Love Poem: lets tango Poetry Contest
Paul Bell Avatar
Written by: Paul Bell

lets tango Poetry Contest

Words on the wall.
Go with Paul.
So profound.
Like a crystal ball.
Okay, all coming back.
Should have read.
Julie, will you go with Paul.
But it didn’t.
Surely a message.
A deeper meaning.
Check the celestial phone.
A message awaits.
You dirty lying scummbag, drop dead.
Should I tell her there's only one M in, scumbag.
Could this be another message.
I enlighten her.
The other M is for mother-F
But is it.
Is there an even deeper meaning.
The celestial phone bleeps.
I peruse the heavenly text.
Actually, there should be an extra B with the extra M, bastard.
I see pain in her text.
I feel it myself.
There is a wanting.
Flowers and chocolates.
I feel comfort walking through the graveyard.
Knowing random people are helping me in the pursuit of love.
I throw a pebble up to her window.
Holding my mixed bunch of flowers.
Old Mrs Jones looks down, smiling.
If I was seventy, I’d do, I digress.
I bade her in, throwing the pebble up to my true love.
Who opened the window maybe a tad too early.
She screams my name.
Which was comforting in a strange way.
Old Mrs Jones looked out, recoiling in horror, knocking herself out in the process.

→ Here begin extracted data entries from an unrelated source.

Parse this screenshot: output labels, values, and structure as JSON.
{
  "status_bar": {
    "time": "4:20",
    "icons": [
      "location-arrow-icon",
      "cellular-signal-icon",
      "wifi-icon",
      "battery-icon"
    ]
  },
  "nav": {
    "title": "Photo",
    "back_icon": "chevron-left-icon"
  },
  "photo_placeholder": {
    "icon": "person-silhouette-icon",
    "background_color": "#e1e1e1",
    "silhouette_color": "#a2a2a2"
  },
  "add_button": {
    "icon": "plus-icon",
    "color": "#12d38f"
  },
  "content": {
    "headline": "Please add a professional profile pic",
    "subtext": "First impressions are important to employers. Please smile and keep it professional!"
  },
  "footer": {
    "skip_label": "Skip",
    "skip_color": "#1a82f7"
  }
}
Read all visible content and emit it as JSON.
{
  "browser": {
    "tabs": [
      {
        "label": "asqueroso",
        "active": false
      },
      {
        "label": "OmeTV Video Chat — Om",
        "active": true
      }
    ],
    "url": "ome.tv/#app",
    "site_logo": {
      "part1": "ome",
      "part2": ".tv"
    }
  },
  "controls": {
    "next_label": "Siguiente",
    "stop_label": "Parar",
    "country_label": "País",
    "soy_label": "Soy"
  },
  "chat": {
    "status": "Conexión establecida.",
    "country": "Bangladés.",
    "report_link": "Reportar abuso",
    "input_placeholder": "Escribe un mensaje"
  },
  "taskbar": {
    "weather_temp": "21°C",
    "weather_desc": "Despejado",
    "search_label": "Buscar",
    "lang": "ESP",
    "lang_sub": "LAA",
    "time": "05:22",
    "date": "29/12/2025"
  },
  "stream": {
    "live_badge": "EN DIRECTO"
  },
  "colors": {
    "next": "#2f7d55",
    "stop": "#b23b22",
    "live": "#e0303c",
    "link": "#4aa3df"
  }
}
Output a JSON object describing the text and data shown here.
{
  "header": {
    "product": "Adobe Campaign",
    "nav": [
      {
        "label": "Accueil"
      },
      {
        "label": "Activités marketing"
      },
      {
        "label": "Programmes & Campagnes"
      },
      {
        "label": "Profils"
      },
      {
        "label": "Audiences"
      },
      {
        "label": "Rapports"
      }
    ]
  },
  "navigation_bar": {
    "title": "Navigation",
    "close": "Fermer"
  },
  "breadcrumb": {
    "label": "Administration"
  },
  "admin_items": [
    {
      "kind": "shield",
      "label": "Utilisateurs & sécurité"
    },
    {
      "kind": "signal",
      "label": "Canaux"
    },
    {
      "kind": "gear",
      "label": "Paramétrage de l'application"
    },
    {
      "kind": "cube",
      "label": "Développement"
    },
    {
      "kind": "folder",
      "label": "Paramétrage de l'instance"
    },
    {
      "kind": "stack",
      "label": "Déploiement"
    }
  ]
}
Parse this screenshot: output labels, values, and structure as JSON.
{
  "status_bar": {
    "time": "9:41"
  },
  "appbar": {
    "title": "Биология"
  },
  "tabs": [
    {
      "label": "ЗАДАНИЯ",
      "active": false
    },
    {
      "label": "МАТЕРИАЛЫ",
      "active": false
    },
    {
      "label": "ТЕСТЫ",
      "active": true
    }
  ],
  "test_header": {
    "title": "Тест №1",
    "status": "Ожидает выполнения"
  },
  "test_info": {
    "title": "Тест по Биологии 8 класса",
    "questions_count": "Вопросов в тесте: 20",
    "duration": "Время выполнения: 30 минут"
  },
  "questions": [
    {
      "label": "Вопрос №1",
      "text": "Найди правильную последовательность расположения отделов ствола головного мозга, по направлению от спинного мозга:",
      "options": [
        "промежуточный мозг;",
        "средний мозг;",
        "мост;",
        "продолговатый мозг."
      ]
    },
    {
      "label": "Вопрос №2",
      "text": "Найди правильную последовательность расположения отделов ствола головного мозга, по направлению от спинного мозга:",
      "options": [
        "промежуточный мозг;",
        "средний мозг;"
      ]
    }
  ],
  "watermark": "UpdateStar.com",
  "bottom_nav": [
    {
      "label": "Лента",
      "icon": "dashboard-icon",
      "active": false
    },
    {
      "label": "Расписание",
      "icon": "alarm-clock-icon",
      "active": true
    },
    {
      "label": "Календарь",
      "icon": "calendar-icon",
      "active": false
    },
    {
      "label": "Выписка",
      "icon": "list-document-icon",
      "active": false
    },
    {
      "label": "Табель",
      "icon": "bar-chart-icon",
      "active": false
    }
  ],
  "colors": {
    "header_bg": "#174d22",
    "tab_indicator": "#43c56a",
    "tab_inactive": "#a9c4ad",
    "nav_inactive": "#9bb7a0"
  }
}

I realised I had forgotten the chocolates.
Darling, could you lend me ten pounds.
Something in her one good eye told me no.
The paramedics told me to go.
The Police read me my rights.
Putting me up for the day, and the night.
Still, as the Community payback man said as I was scrubbing the wall.
It’s not like you’re Banksy, is it, Paul.
I felt a deeper meaning.
A thought had occurred
It would take a lot of paint.
But would be worth the pain.
I worked through the night.
Such a delight.
I threw a pebble up to her window.
Old Mrs Jones looked down at the naked mural of me, and dropped dead.
Julie sort of squinted in dread.
But the gun in her hand.
Well, enough said.
The police charged me with indecent exposure.
Though the court said that wasn’t quite true.
Still, the Community payback man said.
I’m really impressed.
I mean, it's different.
Maybe you should have added a verse.
He stopped me scrubbing.
We bowed our heads.
As old Mrs Jones passed by in the hearse.